A G alpha(s) carboxyl-terminal peptide prevents G(s) activation by the A(2A) adenosine receptor

The molecular mechanisms of interaction between G(s) and the A(2A) adenosine receptor were investigated using synthetic peptides corresponding to various segments of the G alpha(s) carboxyl terminus. Synthetic peptides were tested for their ability to modulate binding of a selective radiolabeled agonist, [H-3]2-[4-(2-carboxyethyl) phenylethylamino]- 5'-N-ethylcarboxamidoadenosine ([H-3]CGS21680), to A(2A) adenosine receptors in rat striatal membranes. The G alpha(s) peptides stimulated specific binding both in the presence and absence of 100 mu M guanosine- 5'-O-(3-thiotriphosphate) (GTP gamma S). Three peptides, G alpha(s) (378-394)C(379)A, G alpha(s) (376-394)C(379)A, and G alpha(s) (374-394)C(379)A, were the most effective. In the presence of GTP gamma S, peptide G alpha(s) (374-394) C(379)A increased specific binding in a dose-dependent fashion. However, the peptide did not stabilize the high-affinity state of the A(2A) adenosine receptor for [H-3] CGS21680. Binding assays with a radiolabeled selective antagonist, [H-3]5-amino-7-(2-henylethyl)-2-(2-furyl) pyrazolo[4,3-e]-1,2,4-triazolo[1,5-c]pyrimidine ([H-3]SCH58261), showed that the addition of the G alpha(s) peptide modified the slope of the 5'-N-ethylcarboxamidoadenosine (NECA) competition curve, suggesting modulation of receptor affinity states.

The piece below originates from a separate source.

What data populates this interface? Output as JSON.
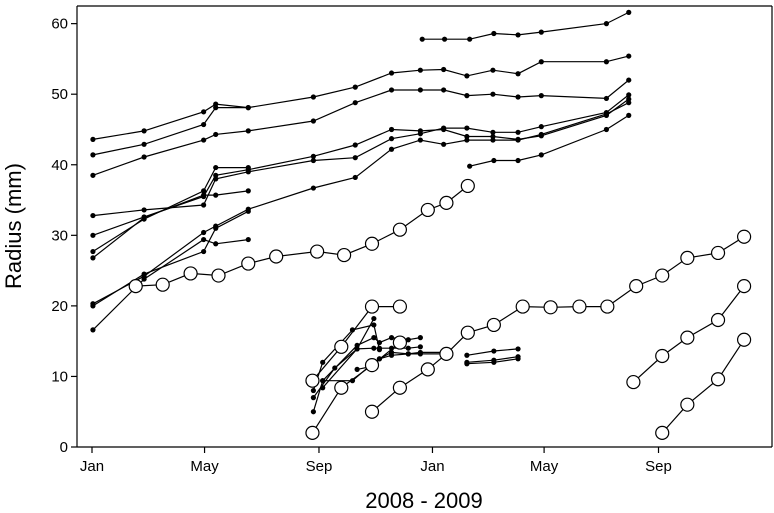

In the presence of GTP gamma S, the displacement curve was right-shifted, whereas the addition of G alpha(s) (374-394)C(379)A caused a partial left-shift. Both curves were fitted by one-site models. This same G alpha(s) peptide was also able to disrupt G(s)-coupled signal transduction as indicated by inhibition of the A(2A) receptor-stimulated adenylyl cyclase activity without affecting either basal or forskolin-stimulated enzymatic activity in the same membrane preparations. Shorter peptides from G alpha(s) and G alpha(i1/2) carboxyl termini were not effective. NMR spectroscopy showed the strong propensity of peptide G alpha(s) (374-394)C(379)A to assume a compact carboxyl-terminal alpha-helical conformation in solution. Overall, our results point out the conformation requirement of G alpha(s) carboxyl-terminal peptides to modulate agonist binding to rat A(2A) adenosine receptors and disrupt signal transduction.